|
La chasse et l’amour
Titre
La chasse et l’amour
Année de publication
1825
Genre
Théâtre
Collaborateur(s)
Pierre-Joseph Rousseau et Adolphe de Leuven
Epoque du récit
XIXème siècle
Résumé
Une partie de chasse en vallée de Montmorency. Delbeuf, qui va marier sa fille au ridicule Papillon, s’en va avec son futur gendre. Ernest, amoureux d’Angélique, profite de l’absence du père pour charmer la mère de la jeune fille, qui prend son parti. Papillon se couvre de ridicule: myope, il blesse Delbeuf et tue son chien. Ernest épousera Angélique.
Analyse
Ce vaudeville en un acte est la première pièce représentée de Dumas. Créée le 22 septembre 1825 à l’Ambigu-Comique, elle fut signée «Davy», comme la suivante, La noce et l’enterrement, qui est aussi un vaudeville. Après avoir désigné une chanson légère, le mot vaudeville renvoyait à l’époque à une pièce mêlée de couplets en général chantés sur des airs connus; aujourd’hui il s’applique uniquement aux comédies de boulevard.
C’était déjà sur des vaudevilles, en compagnie de son complice Adolphe de Leuven, que Dumas dès 1821 s’entraîna à l’art dramatique. Dans ses Mémoires, au chapitre LXI, il donne même des extraits du Major de Strasbourg, et d’une autre pièce, également perdue, Le dîner d’amis. Pour La chasse et l’amour, les deux novices eurent recours à l’aide de Rousseau, plus âgé et davantage expérimenté. Dumas gardait une tendresse pour cet auteur qu’il appelait parfois James Rousseau et à qui il consacrera quelques pages dans le chapitre XIV des Mariages du Père Olifus.

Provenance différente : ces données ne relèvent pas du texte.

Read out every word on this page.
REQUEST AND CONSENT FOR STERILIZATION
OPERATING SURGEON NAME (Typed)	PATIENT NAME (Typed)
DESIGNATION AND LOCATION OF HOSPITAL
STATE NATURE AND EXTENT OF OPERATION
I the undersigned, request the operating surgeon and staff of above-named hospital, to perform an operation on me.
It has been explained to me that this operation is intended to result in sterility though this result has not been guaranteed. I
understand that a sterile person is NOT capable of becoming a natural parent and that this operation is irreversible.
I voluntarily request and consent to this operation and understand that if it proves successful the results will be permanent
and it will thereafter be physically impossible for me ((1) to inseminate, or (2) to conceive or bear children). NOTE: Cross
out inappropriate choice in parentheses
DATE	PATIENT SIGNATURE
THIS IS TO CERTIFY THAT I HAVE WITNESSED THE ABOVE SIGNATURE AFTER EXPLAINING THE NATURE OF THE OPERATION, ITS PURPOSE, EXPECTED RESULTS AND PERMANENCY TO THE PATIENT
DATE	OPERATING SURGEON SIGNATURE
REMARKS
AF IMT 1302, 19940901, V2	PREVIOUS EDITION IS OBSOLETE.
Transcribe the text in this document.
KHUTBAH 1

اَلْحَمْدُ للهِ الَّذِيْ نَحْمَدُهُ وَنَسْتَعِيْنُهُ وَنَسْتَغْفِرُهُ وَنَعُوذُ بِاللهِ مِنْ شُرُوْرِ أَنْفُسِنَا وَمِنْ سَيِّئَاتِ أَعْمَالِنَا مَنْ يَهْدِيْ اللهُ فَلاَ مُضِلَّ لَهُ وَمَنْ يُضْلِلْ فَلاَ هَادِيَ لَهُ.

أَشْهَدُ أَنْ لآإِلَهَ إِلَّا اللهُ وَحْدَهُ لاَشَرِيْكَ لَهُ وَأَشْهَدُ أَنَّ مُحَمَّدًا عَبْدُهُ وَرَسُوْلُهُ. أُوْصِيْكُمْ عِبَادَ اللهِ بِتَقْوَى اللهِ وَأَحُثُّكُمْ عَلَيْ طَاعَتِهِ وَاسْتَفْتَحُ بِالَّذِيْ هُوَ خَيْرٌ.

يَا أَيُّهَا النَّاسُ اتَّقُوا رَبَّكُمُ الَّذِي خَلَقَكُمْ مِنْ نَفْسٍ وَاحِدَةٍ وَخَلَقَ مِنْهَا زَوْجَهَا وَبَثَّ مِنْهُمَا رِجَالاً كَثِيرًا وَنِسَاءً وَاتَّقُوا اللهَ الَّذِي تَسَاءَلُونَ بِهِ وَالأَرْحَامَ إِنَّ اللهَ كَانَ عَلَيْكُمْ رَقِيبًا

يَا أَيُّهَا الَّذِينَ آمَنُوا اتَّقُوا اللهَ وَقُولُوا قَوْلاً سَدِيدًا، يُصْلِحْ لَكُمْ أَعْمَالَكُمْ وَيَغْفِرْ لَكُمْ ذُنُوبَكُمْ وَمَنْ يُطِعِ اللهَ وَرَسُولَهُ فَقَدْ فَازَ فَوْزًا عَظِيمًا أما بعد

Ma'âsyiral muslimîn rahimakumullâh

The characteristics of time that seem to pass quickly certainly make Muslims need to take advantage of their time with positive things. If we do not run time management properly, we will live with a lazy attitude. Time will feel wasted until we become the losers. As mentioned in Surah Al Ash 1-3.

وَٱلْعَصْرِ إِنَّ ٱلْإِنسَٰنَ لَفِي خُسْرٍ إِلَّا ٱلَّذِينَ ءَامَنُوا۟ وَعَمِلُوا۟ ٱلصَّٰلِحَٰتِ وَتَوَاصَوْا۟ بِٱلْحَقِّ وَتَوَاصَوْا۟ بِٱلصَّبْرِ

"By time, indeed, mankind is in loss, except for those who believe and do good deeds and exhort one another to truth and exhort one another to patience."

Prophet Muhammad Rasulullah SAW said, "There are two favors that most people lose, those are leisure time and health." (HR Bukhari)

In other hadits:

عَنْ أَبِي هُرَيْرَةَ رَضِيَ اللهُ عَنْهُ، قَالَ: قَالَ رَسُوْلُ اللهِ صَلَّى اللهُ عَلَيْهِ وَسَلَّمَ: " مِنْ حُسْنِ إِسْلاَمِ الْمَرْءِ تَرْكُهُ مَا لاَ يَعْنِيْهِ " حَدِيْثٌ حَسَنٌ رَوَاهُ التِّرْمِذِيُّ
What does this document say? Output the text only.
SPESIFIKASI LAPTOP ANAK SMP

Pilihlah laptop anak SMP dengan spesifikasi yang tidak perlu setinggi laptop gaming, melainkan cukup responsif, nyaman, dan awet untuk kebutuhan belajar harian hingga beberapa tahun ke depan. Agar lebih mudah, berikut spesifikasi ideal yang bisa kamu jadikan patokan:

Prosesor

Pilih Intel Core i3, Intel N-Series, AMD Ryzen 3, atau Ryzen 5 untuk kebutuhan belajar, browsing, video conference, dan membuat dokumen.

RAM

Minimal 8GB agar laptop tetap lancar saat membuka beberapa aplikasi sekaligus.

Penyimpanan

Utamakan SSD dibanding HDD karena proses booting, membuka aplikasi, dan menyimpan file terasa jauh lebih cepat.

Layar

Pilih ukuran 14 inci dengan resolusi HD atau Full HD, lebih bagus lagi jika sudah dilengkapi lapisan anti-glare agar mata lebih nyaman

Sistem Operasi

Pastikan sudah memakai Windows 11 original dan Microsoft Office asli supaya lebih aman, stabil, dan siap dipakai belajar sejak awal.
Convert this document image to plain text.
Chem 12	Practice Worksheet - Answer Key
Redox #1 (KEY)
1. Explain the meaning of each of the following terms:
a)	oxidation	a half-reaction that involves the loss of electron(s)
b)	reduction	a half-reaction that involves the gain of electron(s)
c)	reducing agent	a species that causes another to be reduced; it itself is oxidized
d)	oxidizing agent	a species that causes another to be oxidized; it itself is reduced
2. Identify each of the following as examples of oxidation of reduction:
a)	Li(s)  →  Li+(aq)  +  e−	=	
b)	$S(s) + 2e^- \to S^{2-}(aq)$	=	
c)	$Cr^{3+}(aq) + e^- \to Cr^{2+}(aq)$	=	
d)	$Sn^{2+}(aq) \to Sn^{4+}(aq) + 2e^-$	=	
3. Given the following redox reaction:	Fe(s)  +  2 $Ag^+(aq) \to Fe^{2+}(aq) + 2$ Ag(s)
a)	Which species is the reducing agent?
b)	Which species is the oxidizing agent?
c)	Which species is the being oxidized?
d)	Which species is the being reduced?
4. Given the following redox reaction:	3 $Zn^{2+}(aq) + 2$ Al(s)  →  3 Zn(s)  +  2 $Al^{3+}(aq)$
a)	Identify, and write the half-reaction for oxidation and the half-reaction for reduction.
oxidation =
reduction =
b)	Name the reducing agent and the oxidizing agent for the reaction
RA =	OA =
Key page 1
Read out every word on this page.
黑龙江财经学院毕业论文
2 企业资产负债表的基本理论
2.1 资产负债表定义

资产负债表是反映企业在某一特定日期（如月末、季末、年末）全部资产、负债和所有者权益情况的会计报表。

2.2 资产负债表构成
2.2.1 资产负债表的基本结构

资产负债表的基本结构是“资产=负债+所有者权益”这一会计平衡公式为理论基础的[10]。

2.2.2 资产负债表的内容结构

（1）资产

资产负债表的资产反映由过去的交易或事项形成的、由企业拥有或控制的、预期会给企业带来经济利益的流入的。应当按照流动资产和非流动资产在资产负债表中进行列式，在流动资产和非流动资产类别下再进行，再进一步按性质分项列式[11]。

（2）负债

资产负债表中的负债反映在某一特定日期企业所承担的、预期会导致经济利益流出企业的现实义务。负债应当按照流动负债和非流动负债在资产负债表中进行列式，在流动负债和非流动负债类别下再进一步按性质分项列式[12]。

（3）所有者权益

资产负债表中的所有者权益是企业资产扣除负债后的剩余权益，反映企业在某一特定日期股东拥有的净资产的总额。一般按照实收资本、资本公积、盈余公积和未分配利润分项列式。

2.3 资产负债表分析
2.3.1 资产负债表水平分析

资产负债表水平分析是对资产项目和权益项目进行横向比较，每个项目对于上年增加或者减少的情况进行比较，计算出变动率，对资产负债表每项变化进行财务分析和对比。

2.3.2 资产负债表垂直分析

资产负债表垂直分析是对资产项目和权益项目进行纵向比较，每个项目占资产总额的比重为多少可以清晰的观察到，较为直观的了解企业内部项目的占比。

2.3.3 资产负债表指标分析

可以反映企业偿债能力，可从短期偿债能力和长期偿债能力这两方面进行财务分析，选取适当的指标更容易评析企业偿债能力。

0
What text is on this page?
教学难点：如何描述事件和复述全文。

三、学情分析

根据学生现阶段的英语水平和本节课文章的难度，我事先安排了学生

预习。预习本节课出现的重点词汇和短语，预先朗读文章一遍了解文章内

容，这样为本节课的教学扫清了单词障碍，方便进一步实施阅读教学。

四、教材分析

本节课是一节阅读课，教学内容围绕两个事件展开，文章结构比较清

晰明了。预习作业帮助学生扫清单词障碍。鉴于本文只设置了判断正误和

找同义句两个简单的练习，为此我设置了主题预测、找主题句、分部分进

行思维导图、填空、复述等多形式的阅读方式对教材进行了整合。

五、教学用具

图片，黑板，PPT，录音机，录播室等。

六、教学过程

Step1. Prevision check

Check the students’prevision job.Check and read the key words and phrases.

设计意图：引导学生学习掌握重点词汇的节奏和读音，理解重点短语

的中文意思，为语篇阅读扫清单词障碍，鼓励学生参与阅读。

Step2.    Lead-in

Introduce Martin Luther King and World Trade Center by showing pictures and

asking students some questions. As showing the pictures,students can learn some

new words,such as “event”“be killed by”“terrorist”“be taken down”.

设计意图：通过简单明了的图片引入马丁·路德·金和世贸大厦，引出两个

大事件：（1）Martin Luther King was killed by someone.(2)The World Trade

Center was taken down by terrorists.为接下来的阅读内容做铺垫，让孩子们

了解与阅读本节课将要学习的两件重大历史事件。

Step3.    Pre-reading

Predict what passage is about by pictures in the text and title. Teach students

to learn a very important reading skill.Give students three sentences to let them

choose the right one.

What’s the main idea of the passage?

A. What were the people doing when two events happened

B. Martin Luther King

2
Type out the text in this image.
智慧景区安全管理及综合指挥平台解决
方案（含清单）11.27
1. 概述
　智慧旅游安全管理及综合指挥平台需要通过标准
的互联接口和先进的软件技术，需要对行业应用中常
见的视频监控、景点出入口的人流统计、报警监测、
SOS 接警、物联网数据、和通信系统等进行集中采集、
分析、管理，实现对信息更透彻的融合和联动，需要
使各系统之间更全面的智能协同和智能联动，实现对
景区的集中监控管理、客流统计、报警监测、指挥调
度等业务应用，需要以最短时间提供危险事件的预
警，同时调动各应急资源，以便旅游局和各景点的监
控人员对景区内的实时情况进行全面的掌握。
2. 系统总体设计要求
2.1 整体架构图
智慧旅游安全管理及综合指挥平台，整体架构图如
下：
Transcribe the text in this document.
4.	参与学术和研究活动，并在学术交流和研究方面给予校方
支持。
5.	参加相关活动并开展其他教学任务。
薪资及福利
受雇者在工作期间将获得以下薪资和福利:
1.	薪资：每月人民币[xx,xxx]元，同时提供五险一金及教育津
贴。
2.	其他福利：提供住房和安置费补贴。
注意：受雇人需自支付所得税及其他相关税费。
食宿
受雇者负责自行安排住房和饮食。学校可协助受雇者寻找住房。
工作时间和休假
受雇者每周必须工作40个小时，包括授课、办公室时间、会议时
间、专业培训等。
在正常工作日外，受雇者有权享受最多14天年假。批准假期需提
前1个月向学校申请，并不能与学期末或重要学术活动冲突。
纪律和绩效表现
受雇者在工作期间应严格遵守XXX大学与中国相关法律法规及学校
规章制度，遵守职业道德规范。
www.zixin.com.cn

Que dire de cette farce, située dans une région fréquentée de longue date par les chasseurs – comme la forêt de Villers-Cotterêts que Dumas connut dès l’enfance et où il pratiqua aussi l’art cynégétique – sinon qu’elle inaugure en mineur un genre dans lequel s’illustreront un peu plus tard dans le siècle Alphonse Daudet, Maupassant, mais aussi Jules Verne? L’heure des Tartarin avait sonné. On attribue à Dumas le premier tiers de la pièce, il semble aussi qu’il ait eu l’idée de départ, un incident héroï-comique dont il avait eu vent étant enfant.